The first time I ever read the scene in the graveyard, I did't really realize Cedric was dead at first. I cried, but it was only after I asked myself why I was crying that I realized what had happened. It was very odd - I understood it emotionally before I understood it cognitively. This is a turning point in the book - when we see that fear and sadness are not only in the past - when Rowling become brave enough to kill. I LOVE Harry's concern about Diggory's parents, when his first question of Dumbly is where they are - it's very sad and very real. Whenever I hear about a child or adolescent dying, I always think about their parents too. It's these kind of moments that make me love Harry, not his supposed heroism and extraordinariness.
Goblet of Fire is the book in which Rowling really shows her incredible plotting skills. It's amazing how all of the weird happenings and off-hand details from the book all get explained so neatly. Even Ludo Bagman, who was of course a red herring, makes sense in the end. This is 700+ pages of tightly plotted mystery, a feat that not a lot of authors can pull off.
Of course, it doesn't make any sense.
Why exactly did Harry have to be entered into the Triwizard Tournament in order to be sent to Voldy? Wasn't that a ridiculously big risk? No matter what Barty/Moody did, there was always a high chance that Harry would burn or drown before reaching the third task and thus be of zero use to Voldy. If Voldy's regeneration plan wasn't ready when Barty first became Moody, couldn't he have just bided his time and then handed Harry a portkey book or something? That would also have kept anyone from knowing about it for longer and thus helped ensure success. Of course, that wouldn't be nearly as exciting, just reasonable.

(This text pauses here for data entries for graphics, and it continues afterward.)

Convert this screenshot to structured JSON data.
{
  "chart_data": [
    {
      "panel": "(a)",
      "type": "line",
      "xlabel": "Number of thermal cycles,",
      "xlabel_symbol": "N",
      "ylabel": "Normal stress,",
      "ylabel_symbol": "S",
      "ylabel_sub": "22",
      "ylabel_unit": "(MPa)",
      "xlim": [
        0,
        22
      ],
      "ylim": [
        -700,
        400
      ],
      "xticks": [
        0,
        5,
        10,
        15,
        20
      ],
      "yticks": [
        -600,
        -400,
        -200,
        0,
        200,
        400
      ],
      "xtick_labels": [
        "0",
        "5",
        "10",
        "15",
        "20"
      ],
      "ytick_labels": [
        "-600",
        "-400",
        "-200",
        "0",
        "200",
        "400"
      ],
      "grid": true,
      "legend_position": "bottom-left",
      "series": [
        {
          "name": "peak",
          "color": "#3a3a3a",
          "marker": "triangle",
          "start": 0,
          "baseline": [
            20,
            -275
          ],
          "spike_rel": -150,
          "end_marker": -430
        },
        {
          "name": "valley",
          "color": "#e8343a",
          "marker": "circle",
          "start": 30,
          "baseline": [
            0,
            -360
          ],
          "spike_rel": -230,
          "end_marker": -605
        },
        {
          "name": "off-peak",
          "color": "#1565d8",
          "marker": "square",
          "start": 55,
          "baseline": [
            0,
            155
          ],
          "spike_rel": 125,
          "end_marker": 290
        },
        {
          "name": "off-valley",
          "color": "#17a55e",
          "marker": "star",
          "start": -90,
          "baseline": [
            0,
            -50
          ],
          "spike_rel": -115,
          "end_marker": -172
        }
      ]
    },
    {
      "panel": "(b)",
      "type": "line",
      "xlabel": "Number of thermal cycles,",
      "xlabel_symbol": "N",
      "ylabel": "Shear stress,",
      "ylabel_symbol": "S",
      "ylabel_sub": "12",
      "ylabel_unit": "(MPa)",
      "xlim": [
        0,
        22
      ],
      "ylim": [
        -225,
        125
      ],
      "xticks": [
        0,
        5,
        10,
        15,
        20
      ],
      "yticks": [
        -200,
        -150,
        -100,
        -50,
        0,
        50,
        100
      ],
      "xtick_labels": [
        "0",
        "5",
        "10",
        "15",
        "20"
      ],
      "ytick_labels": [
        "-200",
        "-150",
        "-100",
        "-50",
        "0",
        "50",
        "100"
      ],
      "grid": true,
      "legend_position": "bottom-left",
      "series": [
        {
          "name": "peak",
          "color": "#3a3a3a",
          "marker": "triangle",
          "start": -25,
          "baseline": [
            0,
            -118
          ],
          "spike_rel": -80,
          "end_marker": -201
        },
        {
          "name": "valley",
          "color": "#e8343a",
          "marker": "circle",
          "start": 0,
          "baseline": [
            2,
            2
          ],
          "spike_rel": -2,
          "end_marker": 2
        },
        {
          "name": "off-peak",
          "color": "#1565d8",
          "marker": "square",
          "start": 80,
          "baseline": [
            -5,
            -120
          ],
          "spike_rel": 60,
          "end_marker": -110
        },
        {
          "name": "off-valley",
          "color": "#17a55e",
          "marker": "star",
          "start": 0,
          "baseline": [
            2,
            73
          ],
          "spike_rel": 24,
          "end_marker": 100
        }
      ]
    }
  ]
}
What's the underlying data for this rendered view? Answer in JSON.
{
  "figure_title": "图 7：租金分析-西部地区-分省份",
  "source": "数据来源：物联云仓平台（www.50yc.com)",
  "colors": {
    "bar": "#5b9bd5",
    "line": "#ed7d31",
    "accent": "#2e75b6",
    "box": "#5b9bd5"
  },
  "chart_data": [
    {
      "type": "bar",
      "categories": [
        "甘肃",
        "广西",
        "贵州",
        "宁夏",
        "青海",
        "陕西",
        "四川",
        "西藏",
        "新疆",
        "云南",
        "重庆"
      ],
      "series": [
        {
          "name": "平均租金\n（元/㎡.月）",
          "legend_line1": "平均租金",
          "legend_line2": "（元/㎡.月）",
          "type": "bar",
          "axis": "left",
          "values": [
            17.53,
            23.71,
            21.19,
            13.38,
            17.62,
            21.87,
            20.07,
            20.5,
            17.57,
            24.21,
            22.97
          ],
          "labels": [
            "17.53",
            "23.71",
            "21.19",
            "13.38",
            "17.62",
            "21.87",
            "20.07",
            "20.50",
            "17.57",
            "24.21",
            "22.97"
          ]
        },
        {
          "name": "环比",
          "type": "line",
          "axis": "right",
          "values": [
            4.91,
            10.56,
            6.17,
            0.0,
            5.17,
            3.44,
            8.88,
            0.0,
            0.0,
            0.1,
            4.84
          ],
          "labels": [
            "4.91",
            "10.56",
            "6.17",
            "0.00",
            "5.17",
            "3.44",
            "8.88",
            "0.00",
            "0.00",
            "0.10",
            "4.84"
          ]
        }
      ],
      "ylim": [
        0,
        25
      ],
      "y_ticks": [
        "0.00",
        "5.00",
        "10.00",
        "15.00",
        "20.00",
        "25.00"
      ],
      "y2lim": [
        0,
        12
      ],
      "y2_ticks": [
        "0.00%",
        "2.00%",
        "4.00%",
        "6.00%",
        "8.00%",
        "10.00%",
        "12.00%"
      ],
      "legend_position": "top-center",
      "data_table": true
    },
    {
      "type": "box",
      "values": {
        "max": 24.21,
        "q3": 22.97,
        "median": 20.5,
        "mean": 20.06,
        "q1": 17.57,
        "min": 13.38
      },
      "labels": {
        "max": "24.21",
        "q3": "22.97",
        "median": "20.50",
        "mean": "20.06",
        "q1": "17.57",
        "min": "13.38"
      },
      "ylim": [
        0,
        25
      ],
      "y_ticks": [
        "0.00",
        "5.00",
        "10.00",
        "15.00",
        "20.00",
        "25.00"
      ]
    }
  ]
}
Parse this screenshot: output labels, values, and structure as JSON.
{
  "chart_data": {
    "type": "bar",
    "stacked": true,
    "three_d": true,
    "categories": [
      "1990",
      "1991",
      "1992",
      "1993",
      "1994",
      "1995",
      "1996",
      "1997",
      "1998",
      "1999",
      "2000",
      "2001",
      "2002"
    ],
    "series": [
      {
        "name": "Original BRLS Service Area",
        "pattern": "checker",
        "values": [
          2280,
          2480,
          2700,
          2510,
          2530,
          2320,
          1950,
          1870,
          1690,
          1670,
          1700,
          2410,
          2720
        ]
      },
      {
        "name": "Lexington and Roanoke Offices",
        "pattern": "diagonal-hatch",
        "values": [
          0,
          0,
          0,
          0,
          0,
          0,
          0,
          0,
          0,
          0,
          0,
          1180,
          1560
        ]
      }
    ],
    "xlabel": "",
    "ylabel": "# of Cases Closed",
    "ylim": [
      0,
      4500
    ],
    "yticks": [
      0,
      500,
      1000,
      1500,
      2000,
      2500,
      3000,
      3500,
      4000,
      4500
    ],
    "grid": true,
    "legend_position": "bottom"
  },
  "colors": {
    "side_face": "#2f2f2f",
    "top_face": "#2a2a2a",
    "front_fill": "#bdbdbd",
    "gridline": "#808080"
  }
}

Also, as much as I LOVE the Barty/Moody twist, which explains so much, I can't help but wonder whether Barty really would have been able to pull it off, after a stint with the dementors followed by what, ten years (not sure about this number) of being under the Imperius Curse. I mean, as crazy as he is, he's obviously very sane to pull this off and convince everybody, including the great and wonderful Dumbly that he's actually Moody for so long. I'm thinking that I might not be so sane after going through his experiences.
This brings me to another issue with this whole thing: what happened to Voldy's body when he "died"? In Sorcerer's Stone, we heard Hagrid doubt whether Voldy "had enough human left in him to die," but I feel like that matter should have been cleared up by the presence of a body. If he left no body, why would anyone think he was dead? But if he left his body, then how did he carry away his wand? Because in the graveyard, he clearly has his original wand. But he has stated that he was "less than spirit" or some such thing (I don't feel like finding the quote, sorry). Can such a being tote a wand around? Also, Cedric should not have come out of his wand - he was killed by Wormtail and I very much doubt that Voldy is in the practice of loaning his wand to inept servants. Also, James should not have come out before Lily, since she died more recently (apparently this was changed in later editions?). Ahoy, editors!
For a brief update on Rowling's math skills: Mrs. Weasley "reminisced at length about the gamekeeper before Hagrid, a man called Ogg." Except that we know Hagrid attended Hogwarts 50 years ago, when the Chamber of Secrets was open, and upon expulsion became gamekeeper, so Mrs. Weasley, who I highly doubt is older that 50, cannot possibly remember Ogg. MATH LOGIC. Speaking of Mrs. Weasley: "I must say, it makes a lovely change, not having to cook." This is one of the only times in the series we see her eat a meal prepared by somebody else - POOR LADY. Somebody take this woman out to dinner.
Finally, the moment of the whole series that I have never understood and is never resolved and has always driven me crazy. In Dumbly's office, when Harry's explaining what happened: 'He could touch me without hurting himself, he touched my face.' For a moment, Harry thought he saw a gleam of something like triumph in Dumbledore's eyes. ?!?!?!?!?!?!?!??!?!?!?!?! Sure, it could be a misunderstanding...but...no...
Aaaand, this quote: Decent people are so easy to manipulate (676). That sucks. And is probably true.